1) Any distaste the military child feels about the question of "from" isn't because of the question itself. It's because of the number of times they've come across a questioner who wouldn't accept their answer.
Several commenters on the article (here and on other sites where it was reposted) have said, "What's the big deal? Just say 'X' and be done with it." This sounds good in theory and in fact sometimes it does work, but as the kids quoted in the article pointed out, their answer is rarely accepted at face value. This is why they don't like the question: A lot of people won't take "X" for an answer, especially if "X"="everywhere." As the parent of a younger child, you are in the perfect position to teach others that "X," no matter what it equals, is a valid answer.
2) You're right: Your childhood isn't your child's. And vice versa. I was raised in one town with one family. My children were raised in many towns with one family – ours. This made it all the more important to value our family unit with support, strength, and encouragement. I had a few friends growing up and I still keep in touch with only one of them. It's not uncommon for kids who made friends at Camp Lejeune, North Carolina to see each other again in Okinawa, Japan. Thanks to Facebook, a lot of children have reconnected virtually. "It's a small world" has a special meaning in the military community, but don't let this force you into a claustrophobic approach to raising your children.
The myth that military children lose out on real childhoods is just that: a myth. It assumes an incredibly strict definition of childhood. The military lifestyle does not itself detract from the quality of childhood. That idea is adult-centric and should not be conveyed to the child – not by the parent or anyone in the parent's family or circle of civilian friends. Parents set the stage for how their child will feel about being a military kid. Being a military child does have its disadvantages, but having a parent who feels bad for them shouldn't be one of them.

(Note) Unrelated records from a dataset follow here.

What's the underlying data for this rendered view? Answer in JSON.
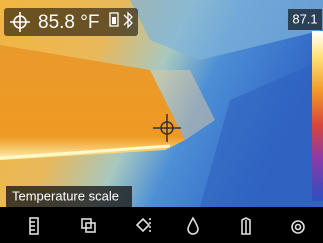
{
  "header": {
    "reading": "85.8 °F",
    "scale_max": "87.1"
  },
  "tooltip": "Temperature scale"
}
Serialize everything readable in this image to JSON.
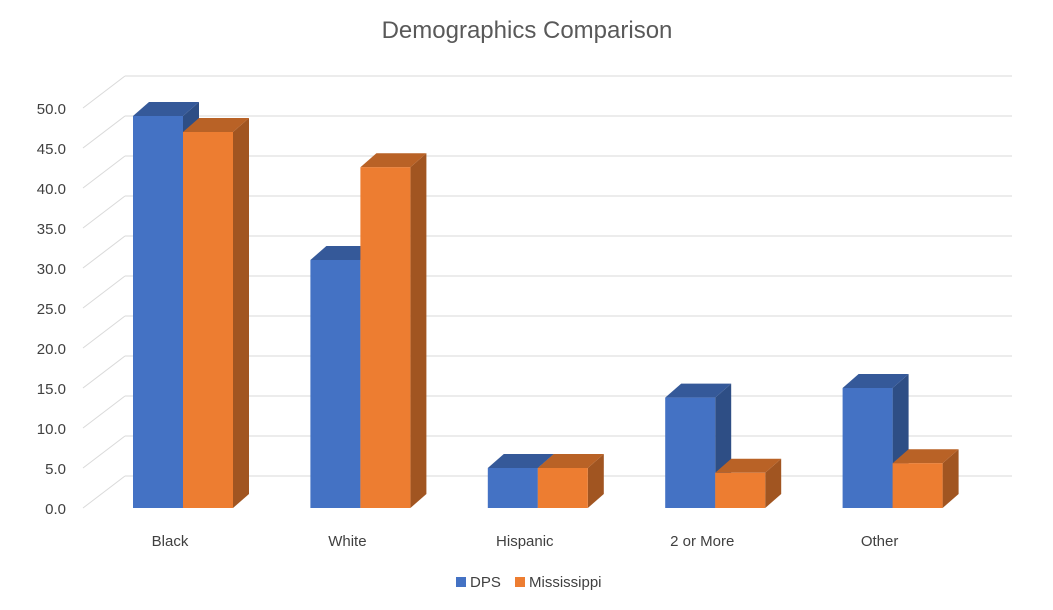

Shawn: "I actually felt bad for my kids knowing they were going to pretty much grow up in one town their whole lives. Of course, I envied them at the same time. I found myself searching out opportunities to expose to them to what I experienced: vacations, friends from other cultures, even food and entertainment. Military parents need to do this, too. Carry along those mementos from their 'home'. Learn how to make Grandpa's jambalaya or Aunt Margie's scones and do it faithfully. Keep telling the darn stories even after your kids realize you have a dubious relationship with the truth when telling them."